Politics: What we can expect from the current Congress

MEXICO - Report 13 Sep 2021 by Guillermo Valdes and Francisco González

Now that the first ordinary session of the 65th Legislature is underway we are starting to get more of an idea of what we can expect from lawmakers in the next three years, and it spells a tougher road ahead for President López Obrador throughout the final half of his administration. His Morena party remains the largest force in both chambers of Congress, and with the backing of his two minor party allies he can still pass basic legislation and most urgently get approval for his 2022 federal budget, but he has now been deprived of the qualified majority he had successfully deployed in the Chamber of Deputies the past three years to get constitutional reforms passed.

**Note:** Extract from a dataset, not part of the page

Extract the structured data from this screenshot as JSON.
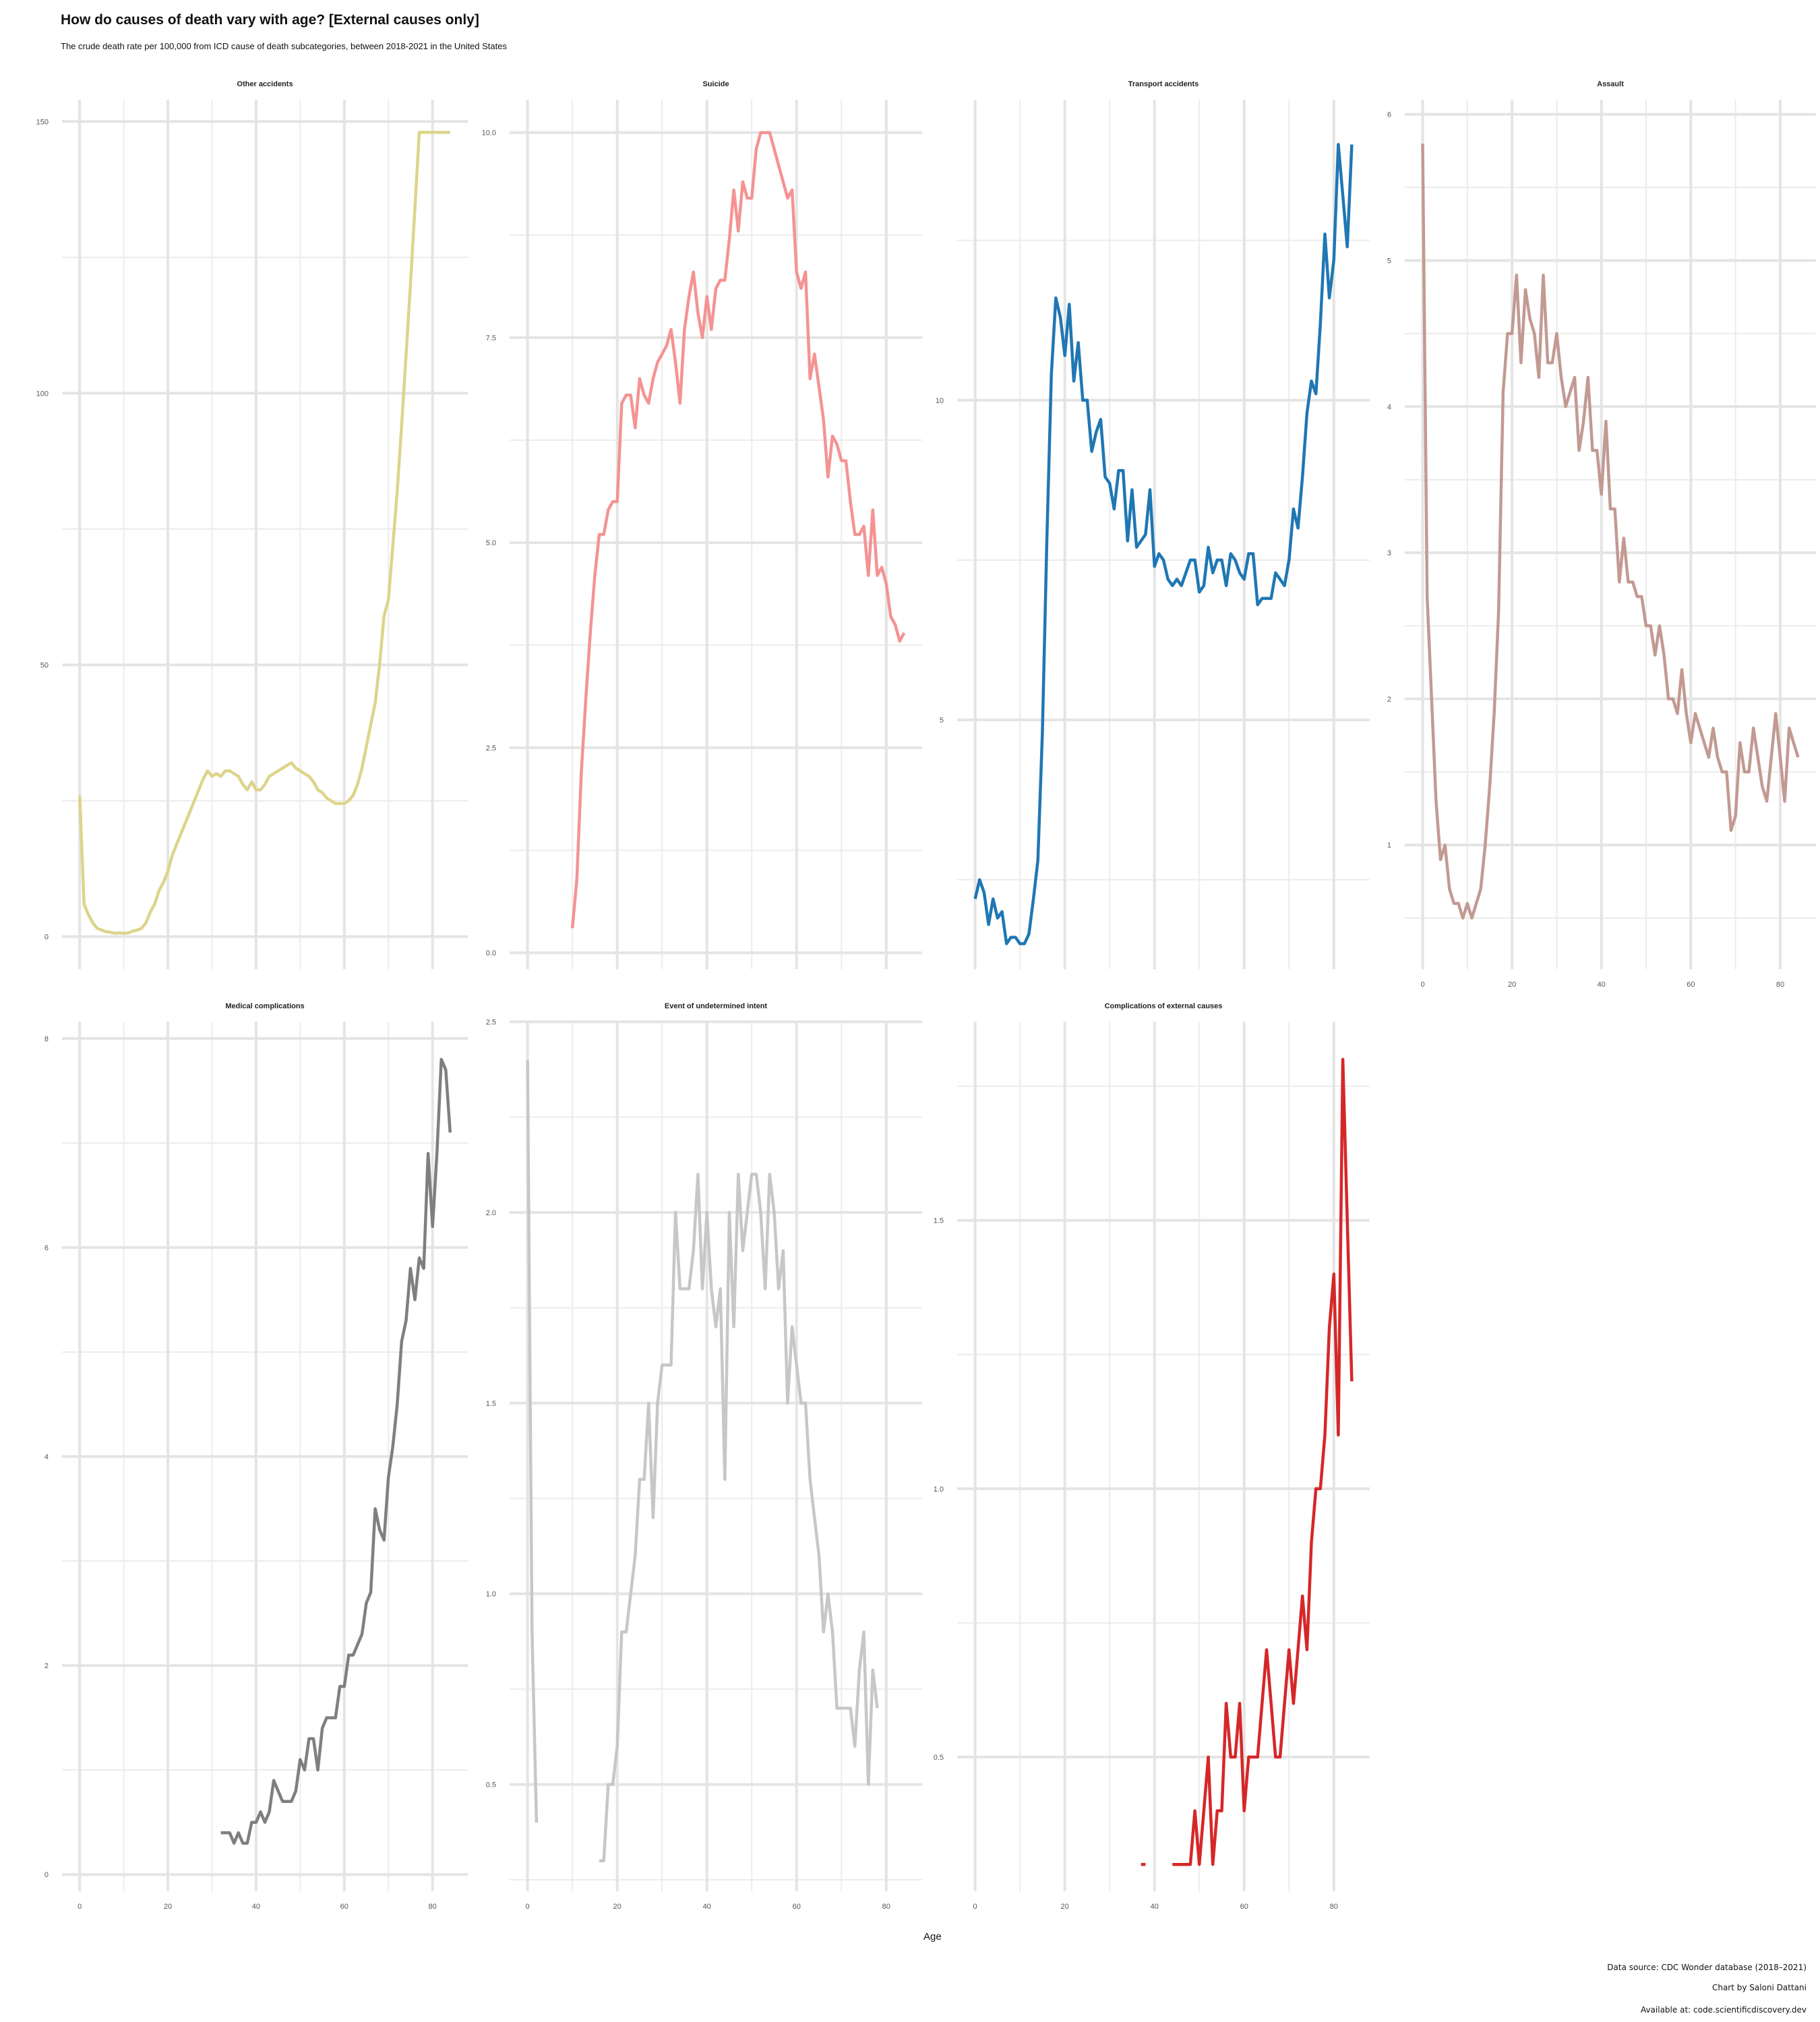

He must be less confident as to the loyalty of leading figures in his governing coalition as more politicians begin to make plans for what is to come after the AMLO presidency. In the case of his Workers (PT) and Mexican Greens (PVEM) allies, internal tensions could mean such calculations imply having to make greater concessions to assure their support for his legislative proposals, which so far largely consist of three poorly defined constitutional reform initiatives. It is not yet known which points in the massive and ungainly list of legislative proposals Morena has published might already enjoy or have the potential to win the president’s priority support, but given the obvious absence of any strategic planning behind the agenda, a big number of items are unlikely to ever reach the floor for debate.

Further complicating matters, AMLO also could face a largely unified opposition as the PRI, PAN and PRD parties of the Va Por México electoral coalition have established a congressional alliance with an agenda consisting of eleven generic topics without specifying the content of any of those points. However, their main objectives are to impede what they consider to be regressive reforms and deprive Morena of control over the Political Coordination Board that manages the agenda of all sessions of Congress. They will also be trying to exert influence over the congressional agency in charge of auditing federal, state and local governments, with the power to file administrative and judicial charges when it uncovers irregularities, a key perch from which to rein in AMLO’s administration.